Some modern radicals in the western world proclaim their
commitment to political freedom accompanied by the
elimination of inequities in society. They assume that once
material equality is achieved a more meaningful system of
political liberty will prevail. The crucial issue is whether
political freedoms would be tolerated by such radicals if it
leads to a popular rejection of their idealistic order. The
radicals believe that if private property is abolished, and
equality is achieved, then perfect conditions will prevail
and no one would wish to change such an order. Consequently
they believe that coercion and denial of political freedom
would be unnecessary. However every experiment in the
equalisation of wealth has proved a failure in creating
satisfaction in the community. And every such experiment has
had to be maintained by the most brutal suppression of
liberty. The modern radical theories will work only if the
elimination of private wealth will miraculously transform
the nature of man. Amongst angels there is no need for law.
However if the angels decide to become mere humans, will the
utopians permit it? The lesson of history is that they will
not.
It is therefore important to be aware of the cynical use of
human rights by radical socialists bent on destroying human
freedom. To be aware of this threat does not mean that such
rights should be denied to them, for that would amount to an
immediate negation of the principles on which our society is
founded, and as such would be self defeating. However such
awareness is an essential part of the vigilance necessary to
defend democracy against destruction from within. The
ultimate safeguard against the undermining of liberty is
public opinion itself. Enlightened public opinion tends to
discourage such attempts and to strengthen the effectiveness
of the laws against abuse.
In his book, 'The Two Concepts of the Rule of Law', (Indianapolis, 1973) p 157 Gottfried Dietze warned the West German nation of the danger it faces in moving from Hitler's fascism to extreme permissiveness. In the preface to his book, he summed up his message with the words:
"The greater the regulation by the government, the greater the danger to freedom; the less regulation, the more imperative the strict enforcement of the laws".
He further asserted that Dicey
"probably would have condemned today's negation of the legal
order through improper permissiveness, which increasingly
has been jeopardizing constitutional government".
In the context of modern politics, the stricter enforcement
of the law requires firm public support.
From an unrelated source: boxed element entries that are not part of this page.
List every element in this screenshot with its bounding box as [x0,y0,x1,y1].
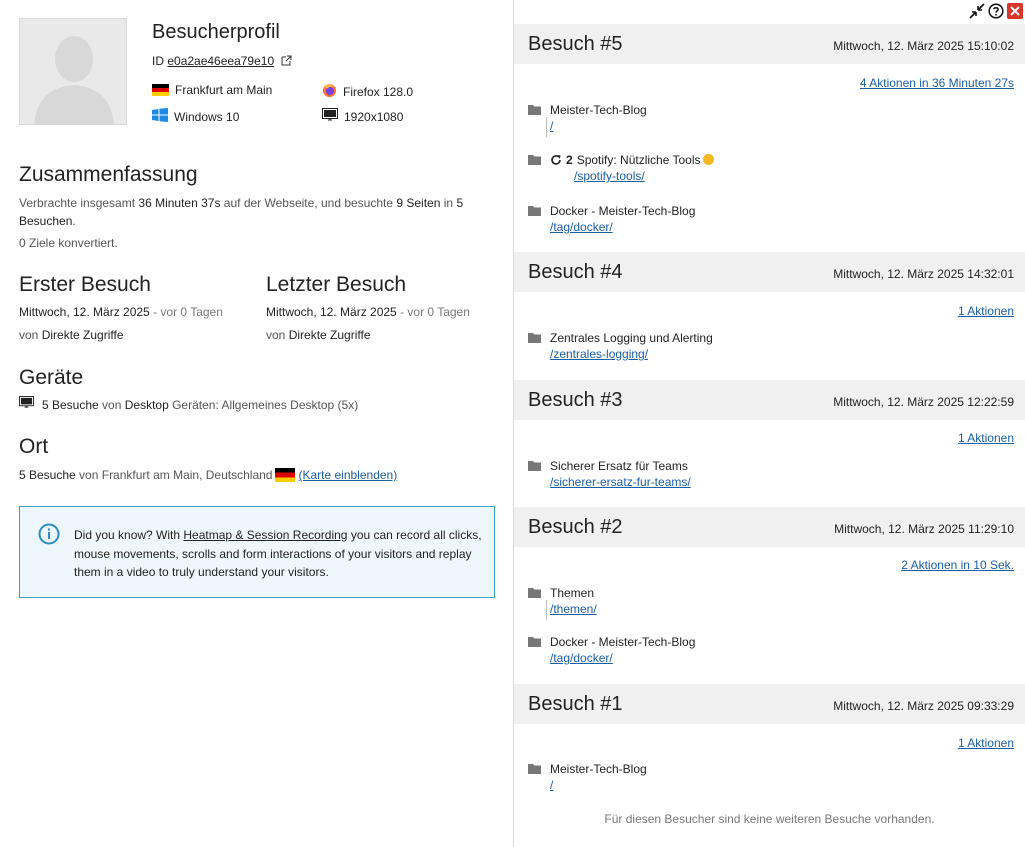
last-visit-heading: Letzter Besuch [266,273,407,296]
visit-header: Besuch #3 Mittwoch, 12. März 2025 12:22:… [514,380,1025,420]
folder-icon [528,104,541,118]
os-label: Windows 10 [174,109,240,124]
visitor-browser: Firefox 128.0 [322,83,413,101]
visit-actions-link[interactable]: 2 Aktionen in 10 Sek. [901,558,1014,572]
devices-text: 5 Besuche von Desktop Geräten: Allgemein… [19,396,358,414]
page-url-link[interactable]: / [550,119,553,133]
page-title-label: Sicherer Ersatz für Teams [550,459,688,473]
page-title-label: Spotify: Nützliche Tools [576,153,701,167]
last-visit-date: Mittwoch, 12. März 2025 - vor 0 Tagen [266,305,470,319]
page-url-link[interactable]: /spotify-tools/ [574,169,645,183]
reload-icon [550,154,562,169]
page-url-link[interactable]: /tag/docker/ [550,220,613,234]
goals-text: 0 Ziele konvertiert. [19,236,118,250]
page-url-link[interactable]: /sicherer-ersatz-fur-teams/ [550,475,691,489]
help-icon[interactable] [988,3,1004,19]
germany-flag-icon [152,84,169,96]
page-title-label: Docker - Meister-Tech-Blog [550,204,696,218]
external-link-icon[interactable] [281,55,292,69]
visit-date: Mittwoch, 12. März 2025 14:32:01 [833,267,1014,281]
page-title-label: Themen [550,586,595,600]
folder-icon [528,205,541,219]
folder-icon [528,636,541,650]
firefox-icon [322,83,337,101]
visitor-location: Frankfurt am Main [152,83,272,97]
germany-flag-icon [275,468,296,482]
monitor-icon [322,108,338,125]
info-box: Did you know? With Heatmap & Session Rec… [19,506,495,598]
visitor-id-link[interactable]: e0a2ae46eea79e10 [167,54,274,68]
info-text: Did you know? With Heatmap & Session Rec… [74,528,482,579]
visit-title: Besuch #3 [528,389,623,411]
browser-label: Firefox 128.0 [343,85,414,99]
first-visit-source: von Direkte Zugriffe [19,328,124,342]
resolution-label: 1920x1080 [344,109,404,124]
visit-date: Mittwoch, 12. März 2025 09:33:29 [833,699,1014,713]
visitor-id: ID e0a2ae46eea79e10 [152,54,292,69]
page-title-label: Meister-Tech-Blog [550,103,647,117]
folder-icon [528,460,541,474]
visit-date: Mittwoch, 12. März 2025 11:29:10 [834,522,1014,536]
visit-title: Besuch #2 [528,516,623,538]
visit-actions-link[interactable]: 1 Aktionen [958,736,1014,750]
reload-count: 2 [566,153,573,167]
folder-icon [528,587,541,601]
visit-actions-link[interactable]: 1 Aktionen [958,304,1014,318]
close-icon[interactable] [1007,3,1023,19]
info-icon [38,523,60,550]
first-visit-date: Mittwoch, 12. März 2025 - vor 0 Tagen [19,305,223,319]
page-title-label: Zentrales Logging und Alerting [550,331,713,345]
heatmap-link[interactable]: Heatmap & Session Recording [183,528,347,542]
visitor-resolution: 1920x1080 [322,108,403,125]
visitor-os: Windows 10 [152,108,239,125]
folder-icon [528,332,541,346]
visit-header: Besuch #2 Mittwoch, 12. März 2025 11:29:… [514,507,1025,547]
page-url-link[interactable]: / [550,778,553,792]
emoji-icon [702,154,714,165]
minimize-icon[interactable] [969,3,985,19]
last-visit-source: von Direkte Zugriffe [266,328,371,342]
first-visit-heading: Erster Besuch [19,273,151,296]
location-label: Frankfurt am Main [175,83,273,97]
summary-heading: Zusammenfassung [19,163,198,186]
visit-actions-link[interactable]: 4 Aktionen in 36 Minuten 27s [860,76,1014,90]
location-heading: Ort [19,435,49,458]
page-url-link[interactable]: /zentrales-logging/ [550,347,648,361]
visit-header: Besuch #4 Mittwoch, 12. März 2025 14:32:… [514,252,1025,292]
page-title-label: Docker - Meister-Tech-Blog [550,635,696,649]
visit-title: Besuch #4 [528,261,623,283]
page-url-link[interactable]: /tag/docker/ [550,651,613,665]
windows-icon [152,108,168,125]
location-text: 5 Besuche von Frankfurt am Main, Deutsch… [19,466,398,484]
monitor-icon [19,396,34,414]
id-label: ID [152,54,164,68]
folder-icon [528,763,541,777]
no-more-visits-note: Für diesen Besucher sind keine weiteren … [604,812,935,826]
left-panel: Besucherprofil ID e0a2ae46eea79e10 Frank… [0,0,513,847]
visit-header: Besuch #1 Mittwoch, 12. März 2025 09:33:… [514,684,1025,724]
folder-icon [528,154,541,168]
visit-actions-link[interactable]: 1 Aktionen [958,431,1014,445]
visit-header: Besuch #5 Mittwoch, 12. März 2025 15:10:… [514,24,1025,64]
page-title-label: Meister-Tech-Blog [550,762,647,776]
visit-title: Besuch #1 [528,693,623,715]
page-title: Besucherprofil [152,21,280,43]
summary-text: Verbrachte insgesamt 36 Minuten 37s auf … [19,196,464,228]
page-url-link[interactable]: /themen/ [550,602,597,616]
visit-date: Mittwoch, 12. März 2025 12:22:59 [833,395,1014,409]
avatar [19,18,127,125]
visit-date: Mittwoch, 12. März 2025 15:10:02 [833,39,1014,53]
devices-heading: Geräte [19,366,84,389]
visit-title: Besuch #5 [528,33,623,55]
show-map-link[interactable]: (Karte einblenden) [298,466,397,484]
visits-panel: Besuch #5 Mittwoch, 12. März 2025 15:10:… [514,0,1025,847]
panel-toolbar [969,3,1023,19]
The illegal miners
strike in Britain which threatened the very foundations of
British democracy and justice was overcome not merely by the
numbers of policemen deployed but by the weight of public opinion. The British nation stood by the rule of law even though it was politically divided on the issue of closing
the mines. They demonstrated thereby, that the ultimate
guarantors of liberty under the law are the people themselves.